W wyborach w Wielkiej Brytanii konserwatyści na czele
Po przeliczeniu głosów w 615 z 649 okręgów wyborczych w brytyjskich wyborach parlamentarnych prowadzą konserwatyści. Dotychczas zdobyli oni 290 miejsc w Izbie Gmin. Z kolei Partia Pracy ma 247 mandatów, a Liberalni Demokraci 51 - podał Reuters.
07.05.2010 | aktual.: 07.05.2010 11:11
Agencja, powołując się na brytyjską stację telewizyjną ITN podała, że pozostali uczestnicy czwartkowych wyborów zwyciężyli w 27 jednomandatowych okręgach wyborczych.
Wiadomo już, że konserwatystom nie uda się zdobyć bezwzględnej większości 326 miejsc w brytyjskiej Izbie Gmin, która od 2010 roku będzie liczyła 650 deputowanych.
Wybory w jednym z okręgów zostaną rozstrzygnięte 27 maja.
Już wcześniej z sondaży przeprowadzonych przy wyjściu z lokali wyborczych wynikało, że żadna z głównych partii nie zdobędzie większości 326 miejsc; Partia Konserwatywna prawdopodobnie zapewni sobie 305 miejsc, laburzyści 255, a Liberalni Demokraci 61.
Opracowane na podstawie exit polls wyniki brytyjskich wyborów przyniosły rozczarowanie wszystkim największym partiom politycznym i nie ma jasności, kto stanie na czele rządu i czy będzie to rząd mniejszościowy, czy koalicyjny - napisała brytyjska prasa.
"Wyborcy odwrócili się plecami od laburzystów, ale nie rzucili się w ramiona torysów" - napisał "Times". Według gazety "wyborcy nie okazali wyborczej apatii, lecz antypatię. Wyrazili wolę zmiany nie tylko rządu, ale całego systemu".
"Times" uznał, iż zmiana ordynacji wyborczej stała się obecnie bardziej prawdopodobna, ponieważ wyborcy uświadomili sobie, że ich preferencje nie przekładają się w prosty sposób na liczbę mandatów, która przypada poszczególnym partiom i nie wyłoniły wyraźnego zwycięzcy.
"Independent" sugerował, iż choć konserwatyści zajęli pierwsze miejsce, to ich lider David Cameron musiał przekonać własną partię, że odniosła wielkie zwycięstwo, które nie dla wszystkich jej członków jest oczywiste.
Gazeta przypomniała, że torysi mają w zwyczaju obchodzić się bezwzględnie z liderami, którzy ich zawiedli. W przeszłości bezceremonialnie odsunęli od władzy Iaina Duncana Smitha, Edwarda Heatha i nawet Margaret Thatcher mimo, iż nigdy nie przegrała w wyborach. Nie ulega wątpliwości, że odsunęliby od władzy także Johna Majora i Michaela Howarda gdyby nie to, że ustąpili sami.

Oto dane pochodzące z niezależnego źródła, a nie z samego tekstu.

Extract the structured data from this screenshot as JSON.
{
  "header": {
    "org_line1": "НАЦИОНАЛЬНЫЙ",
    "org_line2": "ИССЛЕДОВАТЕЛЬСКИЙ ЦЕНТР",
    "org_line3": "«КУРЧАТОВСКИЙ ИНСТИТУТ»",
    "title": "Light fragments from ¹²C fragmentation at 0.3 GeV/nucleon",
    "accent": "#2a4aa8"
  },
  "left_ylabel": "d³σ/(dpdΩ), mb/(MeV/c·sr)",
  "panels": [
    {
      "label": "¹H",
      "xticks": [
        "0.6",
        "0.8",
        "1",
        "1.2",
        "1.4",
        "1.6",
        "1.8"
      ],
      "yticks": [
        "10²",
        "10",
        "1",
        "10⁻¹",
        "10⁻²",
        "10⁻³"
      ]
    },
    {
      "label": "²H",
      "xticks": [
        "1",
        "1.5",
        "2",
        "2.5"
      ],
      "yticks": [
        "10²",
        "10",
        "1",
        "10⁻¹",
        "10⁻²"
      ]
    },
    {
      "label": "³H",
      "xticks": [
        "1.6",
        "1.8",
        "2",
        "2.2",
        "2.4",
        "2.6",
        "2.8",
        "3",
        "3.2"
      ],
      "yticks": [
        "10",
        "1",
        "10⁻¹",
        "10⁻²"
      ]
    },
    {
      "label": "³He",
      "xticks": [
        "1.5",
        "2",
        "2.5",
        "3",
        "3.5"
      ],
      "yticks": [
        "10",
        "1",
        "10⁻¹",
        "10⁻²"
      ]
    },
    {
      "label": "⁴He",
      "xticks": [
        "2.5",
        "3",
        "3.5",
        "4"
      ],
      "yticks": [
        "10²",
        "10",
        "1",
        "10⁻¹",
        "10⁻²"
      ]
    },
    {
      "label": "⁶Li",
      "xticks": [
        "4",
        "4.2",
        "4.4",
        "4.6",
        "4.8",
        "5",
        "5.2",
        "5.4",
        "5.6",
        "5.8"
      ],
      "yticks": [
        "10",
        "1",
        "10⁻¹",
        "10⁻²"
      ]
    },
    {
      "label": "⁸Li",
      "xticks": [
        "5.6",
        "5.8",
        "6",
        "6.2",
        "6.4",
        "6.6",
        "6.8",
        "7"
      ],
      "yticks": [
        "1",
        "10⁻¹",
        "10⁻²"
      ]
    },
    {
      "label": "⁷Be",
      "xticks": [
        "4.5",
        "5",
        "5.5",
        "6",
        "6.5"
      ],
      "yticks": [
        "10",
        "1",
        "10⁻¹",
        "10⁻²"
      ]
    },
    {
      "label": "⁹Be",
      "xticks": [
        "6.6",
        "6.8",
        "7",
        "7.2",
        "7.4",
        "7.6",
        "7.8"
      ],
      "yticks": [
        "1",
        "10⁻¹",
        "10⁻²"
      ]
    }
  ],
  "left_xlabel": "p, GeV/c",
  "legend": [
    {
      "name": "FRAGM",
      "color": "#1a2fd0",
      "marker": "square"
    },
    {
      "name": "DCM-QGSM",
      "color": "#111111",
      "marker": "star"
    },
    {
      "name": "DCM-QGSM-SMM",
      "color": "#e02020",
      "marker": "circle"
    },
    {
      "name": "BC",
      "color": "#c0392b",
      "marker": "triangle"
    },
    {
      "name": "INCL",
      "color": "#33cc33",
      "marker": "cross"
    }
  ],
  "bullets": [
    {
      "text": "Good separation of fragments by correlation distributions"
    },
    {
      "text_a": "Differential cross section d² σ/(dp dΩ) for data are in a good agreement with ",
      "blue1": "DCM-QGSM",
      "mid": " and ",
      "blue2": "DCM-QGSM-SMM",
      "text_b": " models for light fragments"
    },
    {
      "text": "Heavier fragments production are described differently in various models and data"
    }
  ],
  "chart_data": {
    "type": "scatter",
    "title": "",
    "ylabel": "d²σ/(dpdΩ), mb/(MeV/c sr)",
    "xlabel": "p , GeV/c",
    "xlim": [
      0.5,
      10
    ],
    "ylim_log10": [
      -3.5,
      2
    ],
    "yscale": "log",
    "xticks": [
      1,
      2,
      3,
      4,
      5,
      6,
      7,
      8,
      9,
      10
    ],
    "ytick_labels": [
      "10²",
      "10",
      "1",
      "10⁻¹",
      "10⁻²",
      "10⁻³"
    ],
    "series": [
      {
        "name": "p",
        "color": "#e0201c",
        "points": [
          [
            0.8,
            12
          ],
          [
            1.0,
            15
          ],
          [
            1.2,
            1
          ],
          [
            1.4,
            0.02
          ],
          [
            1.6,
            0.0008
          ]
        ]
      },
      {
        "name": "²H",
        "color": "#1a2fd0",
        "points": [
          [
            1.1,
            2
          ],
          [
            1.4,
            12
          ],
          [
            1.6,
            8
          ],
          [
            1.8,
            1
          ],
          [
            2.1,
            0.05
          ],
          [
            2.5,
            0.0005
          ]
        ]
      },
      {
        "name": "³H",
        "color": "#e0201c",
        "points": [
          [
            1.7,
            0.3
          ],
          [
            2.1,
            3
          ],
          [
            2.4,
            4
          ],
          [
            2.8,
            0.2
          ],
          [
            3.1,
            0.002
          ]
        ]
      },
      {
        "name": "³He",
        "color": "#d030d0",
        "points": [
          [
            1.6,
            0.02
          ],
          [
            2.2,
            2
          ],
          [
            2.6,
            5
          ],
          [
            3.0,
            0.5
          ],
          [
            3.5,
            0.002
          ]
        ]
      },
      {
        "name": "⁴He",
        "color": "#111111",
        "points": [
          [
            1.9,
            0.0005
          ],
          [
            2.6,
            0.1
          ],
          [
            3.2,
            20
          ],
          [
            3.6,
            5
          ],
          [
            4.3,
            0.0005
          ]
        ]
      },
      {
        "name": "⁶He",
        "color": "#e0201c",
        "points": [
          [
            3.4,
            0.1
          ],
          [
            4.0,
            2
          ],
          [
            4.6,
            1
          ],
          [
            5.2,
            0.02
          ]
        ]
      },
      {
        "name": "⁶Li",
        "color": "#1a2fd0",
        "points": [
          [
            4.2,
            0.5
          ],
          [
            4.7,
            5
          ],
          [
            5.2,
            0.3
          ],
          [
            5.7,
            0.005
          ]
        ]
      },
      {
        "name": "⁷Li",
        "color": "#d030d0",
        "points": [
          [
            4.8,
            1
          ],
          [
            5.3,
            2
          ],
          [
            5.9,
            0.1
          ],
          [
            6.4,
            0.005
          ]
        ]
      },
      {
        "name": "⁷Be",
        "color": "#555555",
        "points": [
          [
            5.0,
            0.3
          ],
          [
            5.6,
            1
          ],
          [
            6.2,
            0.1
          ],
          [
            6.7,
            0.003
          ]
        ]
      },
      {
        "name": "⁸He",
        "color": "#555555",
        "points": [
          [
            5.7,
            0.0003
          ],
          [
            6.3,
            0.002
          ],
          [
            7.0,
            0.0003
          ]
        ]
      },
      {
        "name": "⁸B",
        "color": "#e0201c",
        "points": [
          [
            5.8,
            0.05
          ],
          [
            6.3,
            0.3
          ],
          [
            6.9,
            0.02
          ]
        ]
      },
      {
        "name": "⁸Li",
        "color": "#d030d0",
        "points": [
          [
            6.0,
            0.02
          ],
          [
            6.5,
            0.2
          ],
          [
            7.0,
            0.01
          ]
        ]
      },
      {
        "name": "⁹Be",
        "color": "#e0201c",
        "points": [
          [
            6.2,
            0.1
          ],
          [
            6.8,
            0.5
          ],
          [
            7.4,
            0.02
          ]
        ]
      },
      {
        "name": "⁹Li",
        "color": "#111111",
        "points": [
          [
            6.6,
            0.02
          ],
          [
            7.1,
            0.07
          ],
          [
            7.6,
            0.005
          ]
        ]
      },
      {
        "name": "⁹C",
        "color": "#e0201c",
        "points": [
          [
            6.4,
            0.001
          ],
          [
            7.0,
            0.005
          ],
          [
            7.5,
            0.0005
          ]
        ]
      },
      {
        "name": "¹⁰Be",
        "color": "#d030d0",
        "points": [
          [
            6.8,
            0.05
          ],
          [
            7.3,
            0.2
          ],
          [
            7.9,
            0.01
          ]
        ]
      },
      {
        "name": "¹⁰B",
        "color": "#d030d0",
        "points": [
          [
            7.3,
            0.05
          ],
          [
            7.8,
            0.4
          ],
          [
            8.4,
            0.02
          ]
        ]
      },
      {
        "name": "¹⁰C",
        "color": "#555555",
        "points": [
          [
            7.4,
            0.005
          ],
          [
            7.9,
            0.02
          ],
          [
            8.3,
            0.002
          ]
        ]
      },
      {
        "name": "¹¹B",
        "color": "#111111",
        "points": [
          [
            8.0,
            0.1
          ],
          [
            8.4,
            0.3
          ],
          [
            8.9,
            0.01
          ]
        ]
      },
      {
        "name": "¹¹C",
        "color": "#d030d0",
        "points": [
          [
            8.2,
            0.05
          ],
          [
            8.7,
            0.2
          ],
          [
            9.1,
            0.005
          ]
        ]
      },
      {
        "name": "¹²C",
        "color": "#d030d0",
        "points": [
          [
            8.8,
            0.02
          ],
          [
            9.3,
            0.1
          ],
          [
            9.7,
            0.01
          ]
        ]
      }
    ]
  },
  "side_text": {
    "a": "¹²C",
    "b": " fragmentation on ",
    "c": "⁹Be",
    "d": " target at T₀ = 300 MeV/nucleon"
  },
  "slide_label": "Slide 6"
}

"Financial Times" wskazał, iż "Cleggmania" - nieoczekiwany wzrost popularności lidera liberalnych demokratów Nicka Clegga nie przełożyła się na przyrost mandatów tej partii, co uznaje za największe zaskoczenie. Zauważa zarazem, iż nawet przy spodziewanej utracie 2-3 mandatów partia ta wciąż będzie języczkiem u wagi.

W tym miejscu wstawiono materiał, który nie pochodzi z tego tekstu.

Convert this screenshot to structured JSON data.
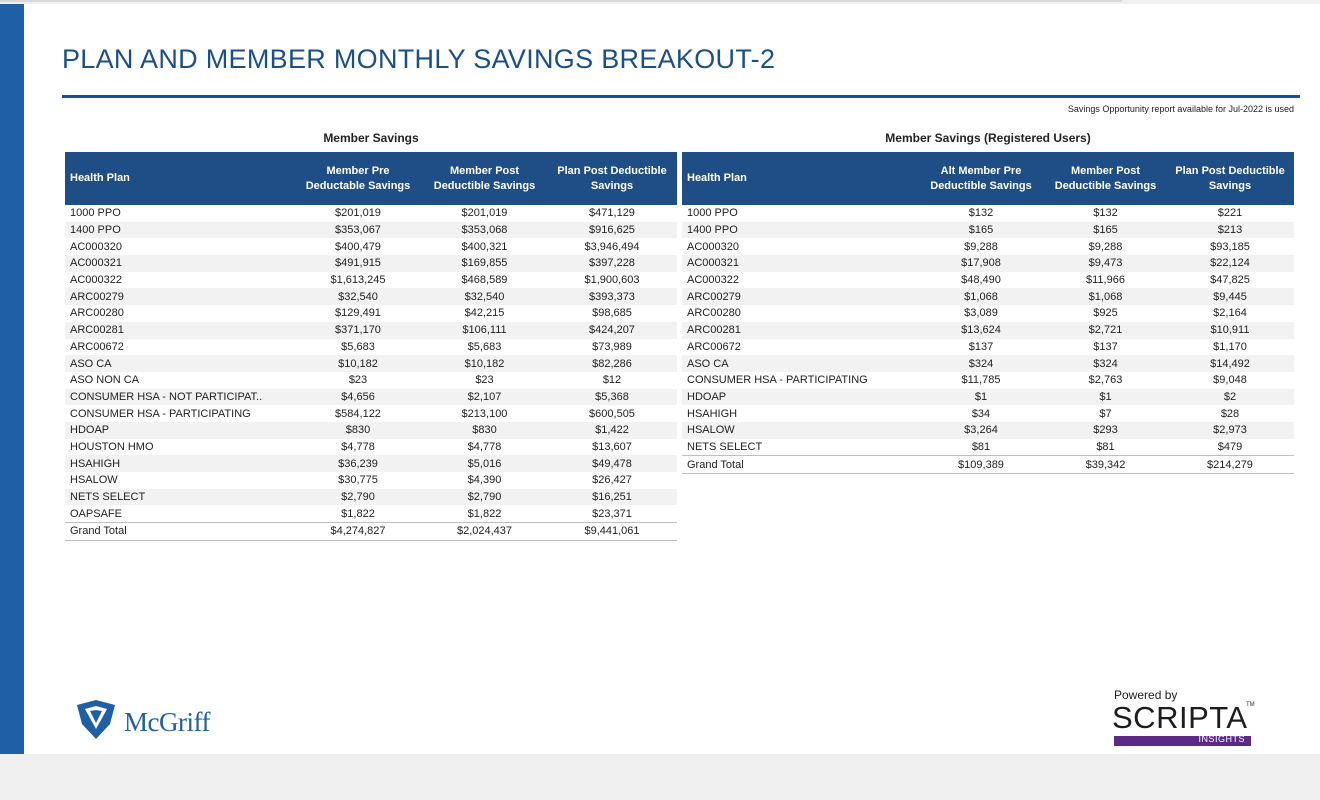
{
  "page": {
    "title": "PLAN AND MEMBER MONTHLY SAVINGS BREAKOUT-2",
    "note": "Savings Opportunity report available for Jul-2022 is used",
    "accent_color": "#1f4e87",
    "sidebar_color": "#1f5fa6"
  },
  "left_table": {
    "caption": "Member Savings",
    "headers": [
      "Health Plan",
      "Member Pre Deductable Savings",
      "Member Post Deductible Savings",
      "Plan Post Deductible Savings"
    ],
    "rows": [
      [
        "1000 PPO",
        "$201,019",
        "$201,019",
        "$471,129"
      ],
      [
        "1400 PPO",
        "$353,067",
        "$353,068",
        "$916,625"
      ],
      [
        "AC000320",
        "$400,479",
        "$400,321",
        "$3,946,494"
      ],
      [
        "AC000321",
        "$491,915",
        "$169,855",
        "$397,228"
      ],
      [
        "AC000322",
        "$1,613,245",
        "$468,589",
        "$1,900,603"
      ],
      [
        "ARC00279",
        "$32,540",
        "$32,540",
        "$393,373"
      ],
      [
        "ARC00280",
        "$129,491",
        "$42,215",
        "$98,685"
      ],
      [
        "ARC00281",
        "$371,170",
        "$106,111",
        "$424,207"
      ],
      [
        "ARC00672",
        "$5,683",
        "$5,683",
        "$73,989"
      ],
      [
        "ASO CA",
        "$10,182",
        "$10,182",
        "$82,286"
      ],
      [
        "ASO NON CA",
        "$23",
        "$23",
        "$12"
      ],
      [
        "CONSUMER HSA - NOT PARTICIPAT..",
        "$4,656",
        "$2,107",
        "$5,368"
      ],
      [
        "CONSUMER HSA - PARTICIPATING",
        "$584,122",
        "$213,100",
        "$600,505"
      ],
      [
        "HDOAP",
        "$830",
        "$830",
        "$1,422"
      ],
      [
        "HOUSTON HMO",
        "$4,778",
        "$4,778",
        "$13,607"
      ],
      [
        "HSAHIGH",
        "$36,239",
        "$5,016",
        "$49,478"
      ],
      [
        "HSALOW",
        "$30,775",
        "$4,390",
        "$26,427"
      ],
      [
        "NETS SELECT",
        "$2,790",
        "$2,790",
        "$16,251"
      ],
      [
        "OAPSAFE",
        "$1,822",
        "$1,822",
        "$23,371"
      ]
    ],
    "total": [
      "Grand Total",
      "$4,274,827",
      "$2,024,437",
      "$9,441,061"
    ]
  },
  "right_table": {
    "caption": "Member Savings (Registered Users)",
    "headers": [
      "Health Plan",
      "Alt Member Pre Deductible Savings",
      "Member Post Deductible Savings",
      "Plan Post Deductible Savings"
    ],
    "rows": [
      [
        "1000 PPO",
        "$132",
        "$132",
        "$221"
      ],
      [
        "1400 PPO",
        "$165",
        "$165",
        "$213"
      ],
      [
        "AC000320",
        "$9,288",
        "$9,288",
        "$93,185"
      ],
      [
        "AC000321",
        "$17,908",
        "$9,473",
        "$22,124"
      ],
      [
        "AC000322",
        "$48,490",
        "$11,966",
        "$47,825"
      ],
      [
        "ARC00279",
        "$1,068",
        "$1,068",
        "$9,445"
      ],
      [
        "ARC00280",
        "$3,089",
        "$925",
        "$2,164"
      ],
      [
        "ARC00281",
        "$13,624",
        "$2,721",
        "$10,911"
      ],
      [
        "ARC00672",
        "$137",
        "$137",
        "$1,170"
      ],
      [
        "ASO CA",
        "$324",
        "$324",
        "$14,492"
      ],
      [
        "CONSUMER HSA - PARTICIPATING",
        "$11,785",
        "$2,763",
        "$9,048"
      ],
      [
        "HDOAP",
        "$1",
        "$1",
        "$2"
      ],
      [
        "HSAHIGH",
        "$34",
        "$7",
        "$28"
      ],
      [
        "HSALOW",
        "$3,264",
        "$293",
        "$2,973"
      ],
      [
        "NETS SELECT",
        "$81",
        "$81",
        "$479"
      ]
    ],
    "total": [
      "Grand Total",
      "$109,389",
      "$39,342",
      "$214,279"
    ]
  },
  "logos": {
    "left_brand": "McGriff",
    "left_icon": "shield-logo-icon",
    "right_powered": "Powered by",
    "right_brand": "SCRIPTA",
    "right_sub": "INSIGHTS",
    "right_tm": "TM"
  }
}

Dziennik ocenił, iż rozmowy ws. ewentualnego utworzenia koalicji laburzystów z liberałami, bądź też udzielenia przez liberałów poparcia mniejszościowemu rządowi Partii Pracy mogą potrwać przez cały najbliższy tydzień. Inicjatywa tworzenia nowego rządu przysługuje Brownowi.
"Ekstaza obróciła się w agonię" - podsumował położenie liberałów komentator "Guardiana" Simon Jenkins. "Partia ta musi zdecydować, kogo poprze, lecz jej własny mandat osłabł" - zauważył. O liderze laburzystów Gordonie Brownie napisał, że "jest przegrany, ale nie pokonany".
Blogger "Daily Telegraph" Norman Tebbit, były minister w rządzie Margaret Thatcher odradził konserwatystom utworzenie koalicji z liberałami twierdząc, iż "wyborcy ich odrzucili". W innym miejscu gazeta pisze, że "laburzyści przegrali, a liberałowie zostali upokorzeni".
W podobnym duchu napisali sprzyjające torysom gazety "Daily Mail" i "Daily Express". Sprzyjający laburzystom "Mirror" wskazał, iż "Cameron nie wymierzył ciosu, który powalałby Browna" i "jest on w położeniu kogoś, komu zatrzaśnięto drzwi przed nosem".